Esse pano de fundo nos traz as palavras tohu e bohu, que são traduzidas por “sem forma” e “vazia”. John Walton fez
uma análise do sentido da palavra tohu,
e em todas as 32 vezes em que ela é usada nas Escrituras, ela nunca tem o
sentido de descrever a forma material de algo (veja:1 Samuel 12:21; Jó 6:18;
12:24; 26:7; Isaías 24:10; 49:4).[3] Walton diz:
Os contextos em que essas palavras ocorrem e as frases
usadas em paralelo sugerem que, ao contrário [de uma descrição material], a
palavra descreve aquilo que não é funcional, que não tem propósito e geralmente
não é produtivo em termos humanos. Aplicando-a como um termo descritivo a
substantivos que representam áreas geográficas, nações, cidades, pessoas ou
ídolos, todos sugerem a mesma conclusão. Uma palavra que tivesse relação com a
forma material não serviria bem nesses contextos.[4]
Assim, uma avaliação dos dias de Gênesis
1 deve começar em 1:3, não em 1:1. Afinal, cada dia começa com “E disse
Deus...”, e a primeira vez em que essa frase ocorre é em 1:3. Antes disso,
contudo, é preciso tirar três empecilhos que as táticas de medo dos
Criacionistas de Terra Jovem colocam na cabeça de seus seguidores:
Primeiro, se formos interpretar os dias
de Gênesis como não-literais, isso não
significa que vamos alegorizar ou ler como metáfora toda a Bíblia, a
crucificação, a ressurreição, etc. Quem diz que isso acontecerá está cometendo
a falácia do declive escorregadio, ou seja, não é porque se crê em A que logo
se escorregará e crerá em Z. Você
pode perceber que isso é apenas uma tática para por medo quando nota que essa
acusação não ocorre com, por exemplo, pessoas que tornam o milênio de
Apocalipse em metafórico. Ninguém escuta: “Puxa! Você é amilenista! Cuidado,
vai metaforizar a ressurreição em breve!”

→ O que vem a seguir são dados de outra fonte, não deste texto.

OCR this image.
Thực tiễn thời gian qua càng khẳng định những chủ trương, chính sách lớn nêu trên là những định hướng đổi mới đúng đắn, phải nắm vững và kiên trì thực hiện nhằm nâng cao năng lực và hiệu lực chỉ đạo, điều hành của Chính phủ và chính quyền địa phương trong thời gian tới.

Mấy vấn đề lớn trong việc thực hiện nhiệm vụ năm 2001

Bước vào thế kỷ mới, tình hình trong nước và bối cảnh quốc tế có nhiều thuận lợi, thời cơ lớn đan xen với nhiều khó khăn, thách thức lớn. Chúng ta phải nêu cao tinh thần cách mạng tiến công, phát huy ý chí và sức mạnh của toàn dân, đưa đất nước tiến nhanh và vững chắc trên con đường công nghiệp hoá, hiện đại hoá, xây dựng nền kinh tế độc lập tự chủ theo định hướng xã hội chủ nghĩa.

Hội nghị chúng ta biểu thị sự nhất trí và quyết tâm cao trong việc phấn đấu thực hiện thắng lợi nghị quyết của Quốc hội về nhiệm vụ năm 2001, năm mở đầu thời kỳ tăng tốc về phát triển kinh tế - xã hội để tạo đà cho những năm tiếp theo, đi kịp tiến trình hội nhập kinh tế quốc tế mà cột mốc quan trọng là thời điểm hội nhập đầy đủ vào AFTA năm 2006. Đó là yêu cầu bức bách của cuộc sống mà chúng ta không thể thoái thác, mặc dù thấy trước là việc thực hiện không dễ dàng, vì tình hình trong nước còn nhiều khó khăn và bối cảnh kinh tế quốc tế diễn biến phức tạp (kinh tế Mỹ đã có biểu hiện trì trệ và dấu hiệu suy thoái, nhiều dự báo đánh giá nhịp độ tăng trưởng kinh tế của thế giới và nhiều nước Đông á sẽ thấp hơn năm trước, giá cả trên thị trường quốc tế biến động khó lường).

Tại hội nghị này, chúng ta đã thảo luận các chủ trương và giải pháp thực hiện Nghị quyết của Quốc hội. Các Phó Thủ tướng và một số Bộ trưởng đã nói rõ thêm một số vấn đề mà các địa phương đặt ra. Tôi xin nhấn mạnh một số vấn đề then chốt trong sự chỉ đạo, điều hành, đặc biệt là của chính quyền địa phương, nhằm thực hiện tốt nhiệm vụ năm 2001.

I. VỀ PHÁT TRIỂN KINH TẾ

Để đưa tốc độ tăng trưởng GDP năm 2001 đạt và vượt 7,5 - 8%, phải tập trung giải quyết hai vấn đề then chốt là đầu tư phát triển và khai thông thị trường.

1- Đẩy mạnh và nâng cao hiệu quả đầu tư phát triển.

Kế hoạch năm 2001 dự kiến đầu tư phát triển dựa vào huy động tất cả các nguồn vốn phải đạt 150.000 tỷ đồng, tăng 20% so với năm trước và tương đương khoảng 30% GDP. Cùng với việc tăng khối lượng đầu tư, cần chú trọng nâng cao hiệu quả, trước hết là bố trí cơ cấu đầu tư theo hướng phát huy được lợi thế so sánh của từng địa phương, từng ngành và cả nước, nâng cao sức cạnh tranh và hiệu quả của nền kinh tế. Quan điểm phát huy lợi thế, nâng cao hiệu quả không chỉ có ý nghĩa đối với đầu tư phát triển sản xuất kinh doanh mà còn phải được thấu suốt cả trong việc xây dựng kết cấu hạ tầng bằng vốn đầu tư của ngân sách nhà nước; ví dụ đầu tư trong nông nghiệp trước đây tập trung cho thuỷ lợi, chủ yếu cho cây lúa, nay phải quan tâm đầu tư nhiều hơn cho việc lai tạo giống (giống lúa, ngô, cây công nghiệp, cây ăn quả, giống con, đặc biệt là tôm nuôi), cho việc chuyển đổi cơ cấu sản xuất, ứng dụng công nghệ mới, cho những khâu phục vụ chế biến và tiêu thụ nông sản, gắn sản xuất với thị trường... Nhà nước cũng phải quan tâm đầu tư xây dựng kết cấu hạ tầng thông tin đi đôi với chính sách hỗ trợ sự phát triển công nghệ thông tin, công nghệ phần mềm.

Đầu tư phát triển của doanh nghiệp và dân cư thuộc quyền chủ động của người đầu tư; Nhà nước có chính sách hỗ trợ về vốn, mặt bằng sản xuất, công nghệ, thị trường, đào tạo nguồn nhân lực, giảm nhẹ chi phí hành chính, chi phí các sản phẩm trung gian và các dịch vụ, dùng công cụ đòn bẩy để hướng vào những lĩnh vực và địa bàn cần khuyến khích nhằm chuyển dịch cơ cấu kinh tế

Segundo, interpretar os dias de Gênesis
como metafóricos não é uma novidade criada para acomodar a ciência moderna ao
texto bíblico. Nós vemos um padrão interessante de interpretação de “dias” como
1.000 anos nos escritos judaicos apócrifos e comentários. Em 1 Enoque 93, temos
uma sessão chamada de “Apocalipse das Semanas”. Essa sessão descreve o plano de
Deus desde a criação até a nova criação em dez “semanas”, sendo cada semana um
período de tempo irregular. Alguns judeus também tinham uma visão específica
sobre o Shabbat como o fim de seis
milênios, onde o Shabbat seria um
descanso eterno. O Mishnah Tamid diz:
“No Shabbat eles vão dizer (Salmo 92), ‘Um Salmo, uma Canção para o dia de
sábado.’ (Salmo 93) [A última canção] é um salmo para o futuro, para o dia que
será completamente Shabbat por toda a eternidade” (7:4).
Em 2 Enoque 33, a semana da criação é
descrita como um período de 7.000 anos, sendo seguido por um “oitavo dia” de
tempo indeterminado: “E designei o oitavo dia, como sendo o primeiro dia criado
após a minha obra, e os sete primeiros como sendo ciclos de sete mil, e no
início dos oito mil, estipulei um tempo incontável, infinito, não medido por
anos, meses, semanas, dias ou horas” (2 Enoque 33:1).
No início do segundo século temos a
Epistola de Pseudo-Barnabé. Nela, o autor diz que os seis dias de Gênesis são
seis mil anos e quando Cristo vier reinará por mil anos, que é o sétimo dia.
Depois disso, começará a nova criação com o oitavo dia (Pseudo-Barnabé 15).[5]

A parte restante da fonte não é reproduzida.